In external debt, Lagos owes $1.333 billion. It is followed by Kaduna with $595.1 million, Cross River $279.7 million and Edo $276.2 million.
The total external debt of states and the FCT amounted to $4.75 Billion, which is 12 percent of the total external debt of $38.3 billion.
The Federal Government has the biggest external debt of $33.62 billion.
Lagos also leads the states in accumulated domestic debt with a load of N658 billion.
Rivers is next with N225.5 Billion, followed by Ogun with N232 billion, Akwa Ibom N214.6 Billion.
Imo has a debt burden of N205 billion.
And following them in another league are Cross River N159.8 Billion, Bayelsa N154B, Delta N154 Billion, Plateau N150.4 billion.

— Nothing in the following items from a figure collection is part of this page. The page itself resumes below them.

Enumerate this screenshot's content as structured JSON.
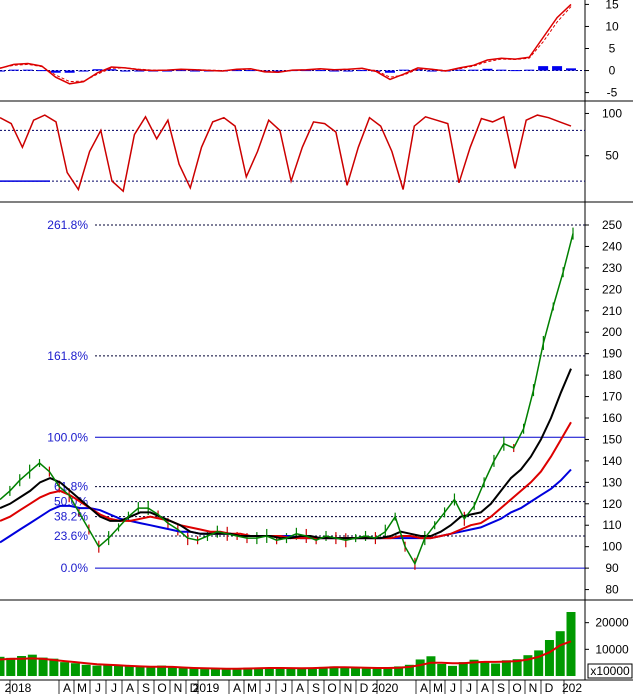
{
  "colors": {
    "price_up": "#008000",
    "price_down": "#cc0000",
    "ma_short": "#000000",
    "ma_mid": "#dd0000",
    "ma_long": "#0000dd",
    "fib_line": "#0000aa",
    "fib_text": "#1a1acc",
    "grid_dotted": "#000066",
    "volume": "#009900",
    "volume_ma": "#dd0000",
    "macd_hist": "#0000ee",
    "macd_line": "#dd0000",
    "stoch_line": "#cc0000"
  },
  "chart_data": [
    {
      "type": "line",
      "panel": "macd",
      "ylim": [
        -6,
        16
      ],
      "y_ticks": [
        "15",
        "10",
        "5",
        "0",
        "-5"
      ],
      "series": [
        {
          "role": "macd",
          "values": [
            0.5,
            1.4,
            1.6,
            1.0,
            -1.5,
            -3.0,
            -2.5,
            -0.5,
            0.8,
            0.6,
            0.2,
            0.0,
            0.1,
            0.3,
            0.2,
            0.0,
            -0.1,
            0.3,
            0.4,
            -0.3,
            -0.4,
            0.1,
            0.2,
            0.4,
            0.2,
            0.3,
            0.5,
            -0.2,
            -2.0,
            -0.8,
            0.6,
            0.3,
            -0.1,
            0.6,
            1.2,
            2.4,
            2.8,
            2.6,
            3.0,
            7.5,
            12.0,
            15.0
          ]
        },
        {
          "role": "signal",
          "values": [
            0.6,
            1.2,
            1.4,
            0.9,
            -1.0,
            -2.5,
            -2.4,
            -0.8,
            0.5,
            0.6,
            0.3,
            0.1,
            0.1,
            0.2,
            0.2,
            0.1,
            0.0,
            0.2,
            0.3,
            -0.1,
            -0.3,
            0.0,
            0.1,
            0.3,
            0.2,
            0.3,
            0.4,
            0.0,
            -1.5,
            -1.0,
            0.3,
            0.3,
            0.0,
            0.4,
            1.0,
            2.0,
            2.6,
            2.5,
            2.8,
            6.5,
            11.0,
            14.5
          ]
        },
        {
          "role": "histogram",
          "values": [
            -0.1,
            0.2,
            0.2,
            0.1,
            -0.5,
            -0.5,
            -0.1,
            0.3,
            0.3,
            0.0,
            -0.1,
            -0.1,
            0.0,
            0.1,
            0.0,
            -0.1,
            -0.1,
            0.1,
            0.1,
            -0.2,
            -0.1,
            0.1,
            0.1,
            0.1,
            0.0,
            0.0,
            0.1,
            -0.2,
            -0.5,
            0.2,
            0.3,
            0.0,
            -0.1,
            0.2,
            0.2,
            0.4,
            0.2,
            0.1,
            0.2,
            1.0,
            1.0,
            0.5
          ]
        }
      ]
    },
    {
      "type": "line",
      "panel": "stochastic",
      "ylim": [
        0,
        110
      ],
      "y_ticks": [
        "100",
        "50"
      ],
      "levels": [
        80,
        20
      ],
      "series": [
        {
          "role": "oscillator",
          "values": [
            95,
            88,
            60,
            92,
            98,
            90,
            30,
            10,
            55,
            80,
            20,
            8,
            75,
            96,
            70,
            92,
            40,
            12,
            60,
            90,
            95,
            85,
            25,
            55,
            92,
            80,
            20,
            60,
            90,
            88,
            78,
            15,
            60,
            95,
            85,
            55,
            10,
            85,
            96,
            92,
            88,
            18,
            60,
            94,
            90,
            96,
            35,
            92,
            98,
            95,
            90,
            85
          ]
        }
      ]
    },
    {
      "type": "line",
      "panel": "price",
      "ylim": [
        77,
        257
      ],
      "y_ticks": [
        "250",
        "240",
        "230",
        "220",
        "210",
        "200",
        "190",
        "180",
        "170",
        "160",
        "150",
        "140",
        "130",
        "120",
        "110",
        "100",
        "90",
        "80"
      ],
      "x_ticks": [
        "2018",
        "A",
        "M",
        "J",
        "J",
        "A",
        "S",
        "O",
        "N",
        "D",
        "2019",
        "A",
        "M",
        "J",
        "J",
        "A",
        "S",
        "O",
        "N",
        "D",
        "2020",
        "A",
        "M",
        "J",
        "J",
        "A",
        "S",
        "O",
        "N",
        "D",
        "202"
      ],
      "fibonacci": [
        {
          "label": "261.8%",
          "value": 250
        },
        {
          "label": "161.8%",
          "value": 189
        },
        {
          "label": "100.0%",
          "value": 151
        },
        {
          "label": "61.8%",
          "value": 128
        },
        {
          "label": "50.0%",
          "value": 121
        },
        {
          "label": "38.2%",
          "value": 114
        },
        {
          "label": "23.6%",
          "value": 105
        },
        {
          "label": "0.0%",
          "value": 90
        }
      ],
      "series": [
        {
          "role": "price",
          "values": [
            122,
            126,
            131,
            135,
            139,
            135,
            128,
            124,
            116,
            108,
            100,
            104,
            109,
            114,
            118,
            118,
            115,
            111,
            108,
            104,
            103,
            105,
            107,
            106,
            105,
            104,
            104,
            105,
            103,
            104,
            106,
            105,
            103,
            105,
            104,
            103,
            104,
            105,
            104,
            107,
            114,
            100,
            92,
            104,
            110,
            116,
            122,
            113,
            119,
            130,
            140,
            148,
            146,
            155,
            173,
            195,
            212,
            228,
            246
          ]
        },
        {
          "role": "ma_short",
          "values": [
            118,
            120,
            123,
            126,
            130,
            132,
            130,
            126,
            122,
            118,
            114,
            112,
            112,
            114,
            116,
            116,
            114,
            112,
            110,
            107,
            106,
            106,
            106,
            106,
            105,
            105,
            105,
            105,
            104,
            104,
            105,
            105,
            104,
            104,
            104,
            104,
            104,
            104,
            104,
            105,
            107,
            106,
            105,
            105,
            107,
            110,
            114,
            115,
            116,
            120,
            126,
            132,
            136,
            142,
            150,
            160,
            172,
            183
          ]
        },
        {
          "role": "ma_mid",
          "values": [
            112,
            114,
            117,
            120,
            123,
            125,
            126,
            124,
            121,
            118,
            115,
            113,
            112,
            112,
            113,
            114,
            113,
            112,
            110,
            109,
            108,
            107,
            107,
            106,
            106,
            105,
            105,
            105,
            105,
            104,
            104,
            104,
            104,
            104,
            104,
            104,
            104,
            104,
            104,
            104,
            105,
            105,
            104,
            104,
            105,
            106,
            108,
            110,
            111,
            114,
            118,
            122,
            126,
            130,
            135,
            142,
            150,
            158
          ]
        },
        {
          "role": "ma_long",
          "values": [
            102,
            105,
            108,
            111,
            114,
            117,
            119,
            119,
            118,
            118,
            117,
            115,
            113,
            112,
            111,
            110,
            109,
            108,
            107,
            107,
            106,
            106,
            106,
            106,
            105,
            105,
            105,
            105,
            105,
            105,
            104,
            104,
            104,
            104,
            104,
            104,
            104,
            104,
            104,
            104,
            104,
            104,
            104,
            104,
            105,
            106,
            107,
            108,
            109,
            111,
            113,
            116,
            118,
            121,
            124,
            127,
            131,
            136
          ]
        }
      ]
    },
    {
      "type": "bar",
      "panel": "volume",
      "ylim": [
        0,
        27000
      ],
      "y_ticks": [
        "20000",
        "10000"
      ],
      "unit_label": "x10000",
      "series": [
        {
          "role": "volume",
          "values": [
            7200,
            6800,
            7500,
            8000,
            6900,
            6500,
            5200,
            4800,
            4200,
            3900,
            4400,
            3800,
            3600,
            3400,
            3700,
            3900,
            3300,
            3000,
            2800,
            2600,
            2700,
            2500,
            2900,
            3100,
            2800,
            3000,
            3300,
            2900,
            2700,
            3100,
            3400,
            3600,
            3200,
            3000,
            2800,
            2900,
            3300,
            3600,
            4200,
            6200,
            7400,
            4500,
            3800,
            5200,
            6100,
            5500,
            4700,
            5900,
            6300,
            7800,
            9600,
            13500,
            16800,
            24000
          ]
        },
        {
          "role": "volume_ma",
          "values": [
            6200,
            6400,
            6500,
            6600,
            6400,
            6000,
            5600,
            5200,
            4800,
            4400,
            4200,
            4000,
            3800,
            3600,
            3500,
            3500,
            3400,
            3200,
            3000,
            2900,
            2800,
            2700,
            2700,
            2800,
            2900,
            3000,
            3000,
            2950,
            2900,
            2950,
            3100,
            3250,
            3300,
            3200,
            3100,
            3000,
            3000,
            3100,
            3400,
            4100,
            5000,
            5000,
            4800,
            4800,
            5100,
            5300,
            5300,
            5400,
            5600,
            6200,
            7200,
            8900,
            11500,
            13000
          ]
        }
      ]
    }
  ]
}
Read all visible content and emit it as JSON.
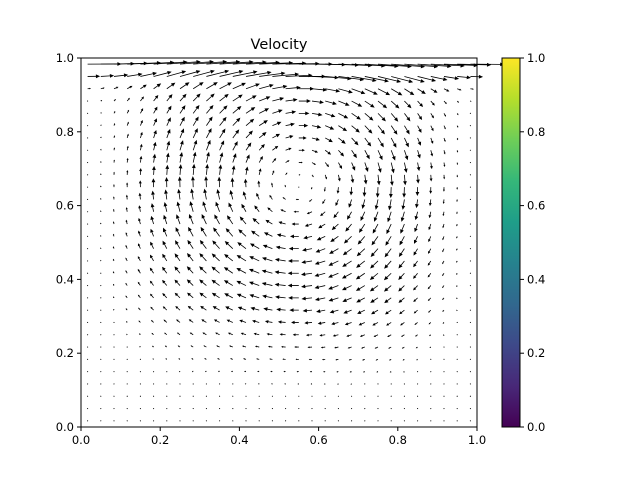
{
  "chart_data": {
    "type": "quiver",
    "title": "Velocity",
    "xlabel": "",
    "ylabel": "",
    "xlim": [
      0.0,
      1.0
    ],
    "ylim": [
      0.0,
      1.0
    ],
    "grid": false,
    "x_ticks": [
      "0.0",
      "0.2",
      "0.4",
      "0.6",
      "0.8",
      "1.0"
    ],
    "y_ticks": [
      "0.0",
      "0.2",
      "0.4",
      "0.6",
      "0.8",
      "1.0"
    ],
    "field": {
      "description": "lid-driven cavity flow, single clockwise vortex",
      "grid_n": 30,
      "lid_velocity": 1.0,
      "vortex_center": [
        0.55,
        0.66
      ]
    },
    "arrow_color": "#000000",
    "colorbar": {
      "colormap": "viridis",
      "range": [
        0.0,
        1.0
      ],
      "ticks": [
        "0.0",
        "0.2",
        "0.4",
        "0.6",
        "0.8",
        "1.0"
      ],
      "colors": [
        "#440154",
        "#482878",
        "#3e4989",
        "#31688e",
        "#26828e",
        "#1f9e89",
        "#35b779",
        "#6ece58",
        "#b5de2b",
        "#fde725"
      ]
    }
  }
}
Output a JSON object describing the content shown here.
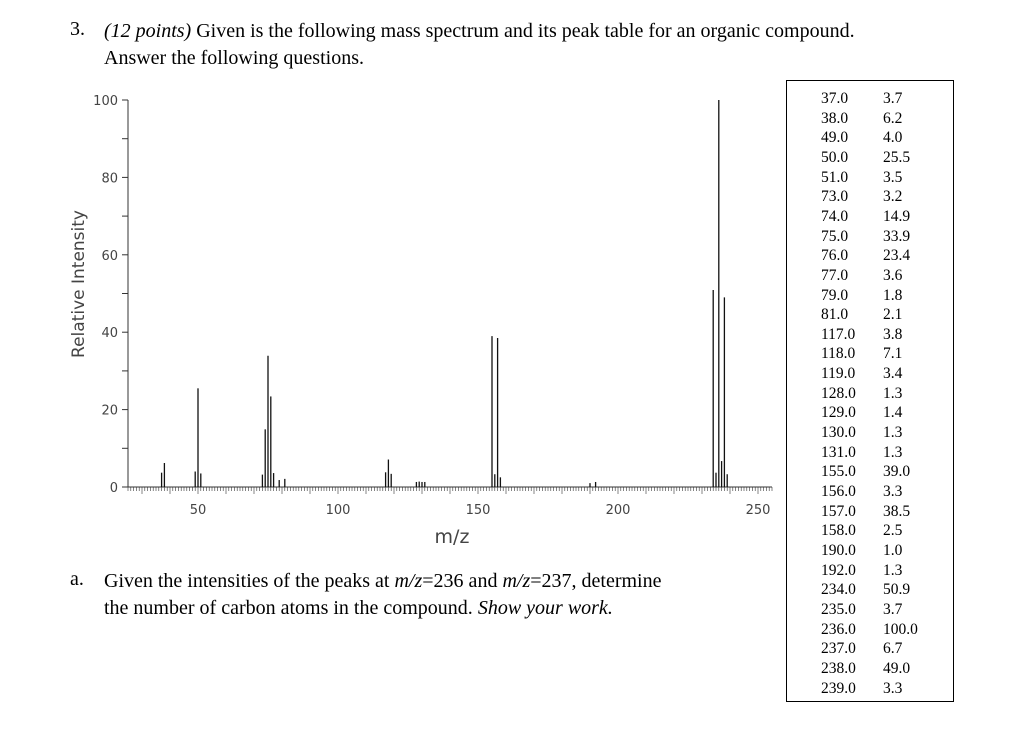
{
  "question": {
    "number": "3.",
    "points": "(12 points)",
    "text_line1": " Given is the following mass spectrum and its peak table for an organic compound.",
    "text_line2": "Answer the following questions."
  },
  "part_a": {
    "label": "a.",
    "line1_prefix": "Given the intensities of the peaks at ",
    "mz1": "m/z",
    "mz1_val": "=236 and ",
    "mz2": "m/z",
    "mz2_val": "=237, determine",
    "line2_prefix": "the number of carbon atoms in the compound. ",
    "line2_emph": "Show your work."
  },
  "chart_data": {
    "type": "bar",
    "title": "",
    "xlabel": "m/z",
    "ylabel": "Relative Intensity",
    "xlim": [
      25,
      255
    ],
    "ylim": [
      0,
      100
    ],
    "x_ticks": [
      50,
      100,
      150,
      200,
      250
    ],
    "y_ticks": [
      0,
      20,
      40,
      60,
      80,
      100
    ],
    "x": [
      37.0,
      38.0,
      49.0,
      50.0,
      51.0,
      73.0,
      74.0,
      75.0,
      76.0,
      77.0,
      79.0,
      81.0,
      117.0,
      118.0,
      119.0,
      128.0,
      129.0,
      130.0,
      131.0,
      155.0,
      156.0,
      157.0,
      158.0,
      190.0,
      192.0,
      234.0,
      235.0,
      236.0,
      237.0,
      238.0,
      239.0
    ],
    "values": [
      3.7,
      6.2,
      4.0,
      25.5,
      3.5,
      3.2,
      14.9,
      33.9,
      23.4,
      3.6,
      1.8,
      2.1,
      3.8,
      7.1,
      3.4,
      1.3,
      1.4,
      1.3,
      1.3,
      39.0,
      3.3,
      38.5,
      2.5,
      1.0,
      1.3,
      50.9,
      3.7,
      100.0,
      6.7,
      49.0,
      3.3
    ]
  },
  "peak_table": {
    "rows": [
      [
        "37.0",
        "3.7"
      ],
      [
        "38.0",
        "6.2"
      ],
      [
        "49.0",
        "4.0"
      ],
      [
        "50.0",
        "25.5"
      ],
      [
        "51.0",
        "3.5"
      ],
      [
        "73.0",
        "3.2"
      ],
      [
        "74.0",
        "14.9"
      ],
      [
        "75.0",
        "33.9"
      ],
      [
        "76.0",
        "23.4"
      ],
      [
        "77.0",
        "3.6"
      ],
      [
        "79.0",
        "1.8"
      ],
      [
        "81.0",
        "2.1"
      ],
      [
        "117.0",
        "3.8"
      ],
      [
        "118.0",
        "7.1"
      ],
      [
        "119.0",
        "3.4"
      ],
      [
        "128.0",
        "1.3"
      ],
      [
        "129.0",
        "1.4"
      ],
      [
        "130.0",
        "1.3"
      ],
      [
        "131.0",
        "1.3"
      ],
      [
        "155.0",
        "39.0"
      ],
      [
        "156.0",
        "3.3"
      ],
      [
        "157.0",
        "38.5"
      ],
      [
        "158.0",
        "2.5"
      ],
      [
        "190.0",
        "1.0"
      ],
      [
        "192.0",
        "1.3"
      ],
      [
        "234.0",
        "50.9"
      ],
      [
        "235.0",
        "3.7"
      ],
      [
        "236.0",
        "100.0"
      ],
      [
        "237.0",
        "6.7"
      ],
      [
        "238.0",
        "49.0"
      ],
      [
        "239.0",
        "3.3"
      ]
    ]
  }
}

Osun has a debt overhang of N134 Billion and Oyo N142 billion.
The Federal Government is the baba of the debtors with N19.2 trillion, amassed through various instruments.
According to the DMO, Nigeria’s total public debt grew to N39.556 Trillion or $95.779 Billion by December 2021.
The agency said the Public Debt Stock for December 31, 2021, includes New Borrowings by the FGN and the sub-nationals.
The FGN borrowed N5.489 Trillion to part finance the Deficit in the 2021 budget.
“Borrowings for this purpose and disbursements by multi-lateral and bi-lateral creditors account for a significant portion of the increase in the Debt Stock”, DMO stated.
Increases were also recorded in the Debt Stock of the States and the FCT.
The New Borrowings were raised from diverse sources, primarily through the issuances of the Eurobonds, Sovereign Sukuk and FGN Bonds.
These loans were utilized to finance capital projects and support economic recovery, DMO said.
With the Total Public Debt Stock to Gross Domestic Product (GDP) as at December 31, 2021, of 22.47%, the Debt-to-GDP ratio still remains within Nigeria’s self-imposed limit of 40%.
This ratio is prudent when compared to the 55% limit advised by the World Bank and the International Monetary Fund (IMF) for countries in Nigeria’s peer group, as well as, the ECOWAS Convergence Ratio of 70%.
The Federal Government is mindful of the relatively high Debt-to-Revenue Ratio and has initiated various measures to increase revenues through the Strategic Revenue Growth Initiative and the introduction of Finance Acts since 2019, the DMO stated.